Our findings that El Tor strains of V. cholerae O1 from Mozambique are carrying the classical prophage shows the presence of genetic materials associated with the classical biotype in Mozambique. Further, these findings provide the first circumstantial evidence of transmission of the classical CTX prophage. The CTX prophages in El Tor strains give rise to infectious phage particles (1), but neither of the two CTX prophages integrated at two different sites of the classical genome give rise to phage particles (4). Subsequent studies have shown that, although the genes of the classical prophages encode functional forms of all of the proteins needed for production of CTXΦ, the CTX prophage does not yield virions because of the atypical arrangement of its prophage arrays (4).
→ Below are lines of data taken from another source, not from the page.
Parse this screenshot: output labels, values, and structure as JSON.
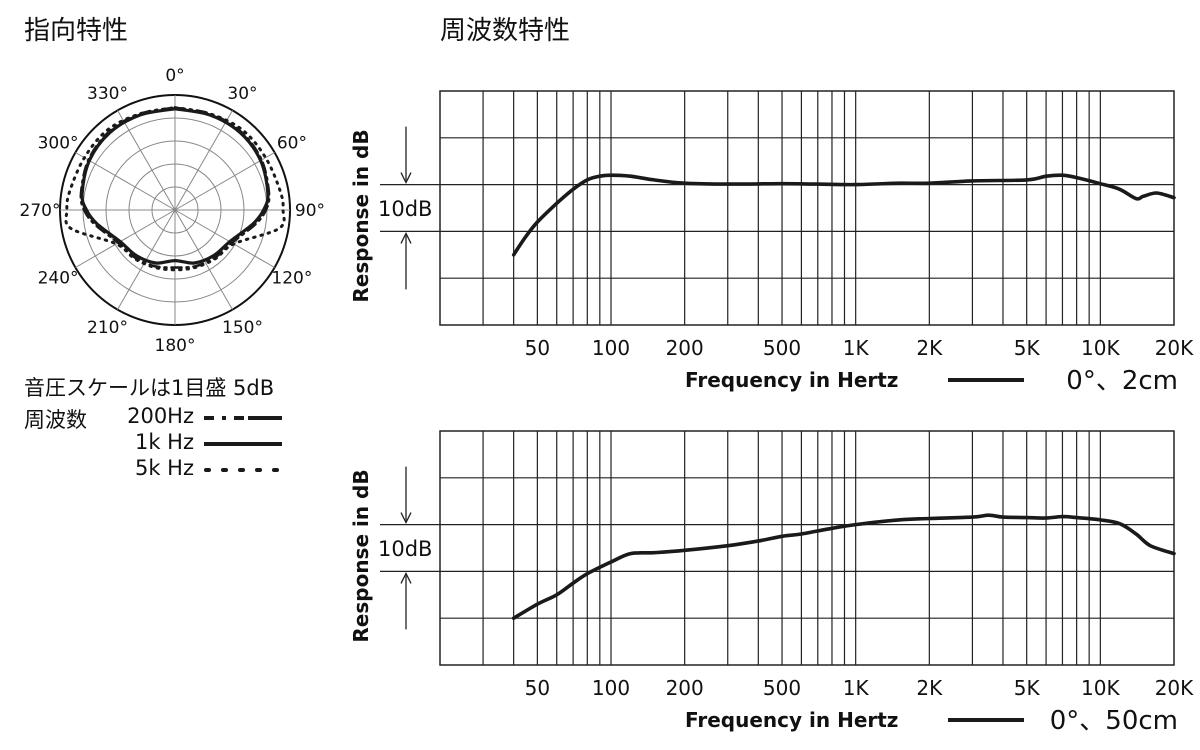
{
  "directivity": {
    "title": "指向特性",
    "scale_note": "音圧スケールは1目盛 5dB",
    "legend_heading": "周波数",
    "angle_labels": [
      "0°",
      "30°",
      "60°",
      "90°",
      "120°",
      "150°",
      "180°",
      "210°",
      "240°",
      "270°",
      "300°",
      "330°"
    ],
    "legend": [
      {
        "label": "200Hz",
        "style": "dash-dot"
      },
      {
        "label": "1k Hz",
        "style": "solid"
      },
      {
        "label": "5k Hz",
        "style": "dotted"
      }
    ]
  },
  "frequency_response": {
    "title": "周波数特性"
  },
  "colors": {
    "line": "#1a1a1a",
    "grid": "#222222",
    "background": "#ffffff"
  },
  "chart_data": [
    {
      "type": "line",
      "polar": true,
      "title": "指向特性",
      "scale_note": "音圧スケールは1目盛 5dB",
      "rings": 5,
      "angle_ticks_deg": [
        0,
        30,
        60,
        90,
        120,
        150,
        180,
        210,
        240,
        270,
        300,
        330
      ],
      "radius_unit": "normalized (1 = outer ring)",
      "series": [
        {
          "name": "200Hz",
          "style": "dash-dot",
          "angles": [
            0,
            20,
            40,
            60,
            80,
            90,
            100,
            120,
            140,
            160,
            180,
            200,
            220,
            240,
            260,
            270,
            280,
            300,
            320,
            340
          ],
          "r": [
            0.89,
            0.89,
            0.89,
            0.87,
            0.83,
            0.79,
            0.71,
            0.57,
            0.54,
            0.52,
            0.5,
            0.52,
            0.54,
            0.57,
            0.71,
            0.79,
            0.83,
            0.87,
            0.89,
            0.89
          ]
        },
        {
          "name": "1k Hz",
          "style": "solid",
          "angles": [
            0,
            20,
            40,
            60,
            80,
            90,
            100,
            120,
            140,
            160,
            180,
            200,
            220,
            240,
            260,
            270,
            280,
            300,
            320,
            340
          ],
          "r": [
            0.88,
            0.88,
            0.88,
            0.86,
            0.82,
            0.77,
            0.69,
            0.55,
            0.52,
            0.49,
            0.44,
            0.49,
            0.52,
            0.55,
            0.69,
            0.77,
            0.82,
            0.86,
            0.88,
            0.88
          ]
        },
        {
          "name": "5k Hz",
          "style": "dotted",
          "angles": [
            0,
            20,
            40,
            60,
            80,
            90,
            100,
            120,
            140,
            160,
            180,
            200,
            220,
            240,
            260,
            270,
            280,
            300,
            320,
            340
          ],
          "r": [
            0.89,
            0.89,
            0.91,
            0.91,
            0.93,
            0.94,
            0.92,
            0.59,
            0.55,
            0.53,
            0.52,
            0.53,
            0.55,
            0.59,
            0.92,
            0.94,
            0.93,
            0.91,
            0.91,
            0.89
          ]
        }
      ]
    },
    {
      "type": "line",
      "xscale": "log",
      "xlabel": "Frequency in Hertz",
      "ylabel": "Response in dB",
      "scale_label": "10dB",
      "xlim": [
        20,
        20000
      ],
      "ylim": [
        -30,
        20
      ],
      "xticks": [
        50,
        100,
        200,
        500,
        1000,
        2000,
        5000,
        10000,
        20000
      ],
      "xtick_labels": [
        "50",
        "100",
        "200",
        "500",
        "1K",
        "2K",
        "5K",
        "10K",
        "20K"
      ],
      "grid": true,
      "legend_label": "0°、2cm",
      "series": [
        {
          "name": "0°、2cm",
          "x": [
            40,
            45,
            50,
            60,
            70,
            80,
            90,
            100,
            120,
            150,
            200,
            300,
            500,
            700,
            1000,
            1500,
            2000,
            3000,
            5000,
            6000,
            7000,
            8000,
            10000,
            12000,
            14000,
            15000,
            17000,
            20000
          ],
          "y": [
            -15,
            -11,
            -8,
            -4,
            -1,
            1,
            1.8,
            2,
            1.8,
            1,
            0.3,
            0.1,
            0.2,
            0.1,
            0,
            0.3,
            0.3,
            0.8,
            1,
            1.8,
            2,
            1.5,
            0.2,
            -1,
            -3,
            -2.5,
            -1.8,
            -2.8
          ]
        }
      ]
    },
    {
      "type": "line",
      "xscale": "log",
      "xlabel": "Frequency in Hertz",
      "ylabel": "Response in dB",
      "scale_label": "10dB",
      "xlim": [
        20,
        20000
      ],
      "ylim": [
        -30,
        20
      ],
      "xticks": [
        50,
        100,
        200,
        500,
        1000,
        2000,
        5000,
        10000,
        20000
      ],
      "xtick_labels": [
        "50",
        "100",
        "200",
        "500",
        "1K",
        "2K",
        "5K",
        "10K",
        "20K"
      ],
      "grid": true,
      "legend_label": "0°、50cm",
      "series": [
        {
          "name": "0°、50cm",
          "x": [
            40,
            50,
            60,
            70,
            80,
            100,
            120,
            150,
            200,
            300,
            400,
            500,
            600,
            800,
            1000,
            1500,
            2000,
            3000,
            3500,
            4000,
            5000,
            6000,
            7000,
            8000,
            10000,
            12000,
            14000,
            16000,
            20000
          ],
          "y": [
            -20,
            -17,
            -15,
            -12.5,
            -10.5,
            -8,
            -6.2,
            -6,
            -5.5,
            -4.5,
            -3.5,
            -2.5,
            -2,
            -0.8,
            0,
            1,
            1.3,
            1.6,
            2,
            1.6,
            1.5,
            1.4,
            1.7,
            1.5,
            1,
            0.2,
            -2,
            -4.5,
            -6.2
          ]
        }
      ]
    }
  ]
}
Genetic hybrids between El Tor and classical biotypes of O1 V. cholerae were reported among sporadic isolates earlier in Bangladesh (5) and were named the Matlab variants after the place where they were first isolated. The Mozambique strains of V. cholerae likely evolved from an El Tor strain, which shed its CTX phage and acquired the classical prophage. Alternatively, strains like the Matlab variant may have spread to the African subcontinent. Whether introducing the CTX prophage in the El Tor genome background will increase pathogenicity, affect genomic stability, or enhance the epidemic-causing potential is uncertain. This subtle genetic change might also alter the effectiveness of current cholera vaccines which stimulate antitoxic as well as antibacterial immunity.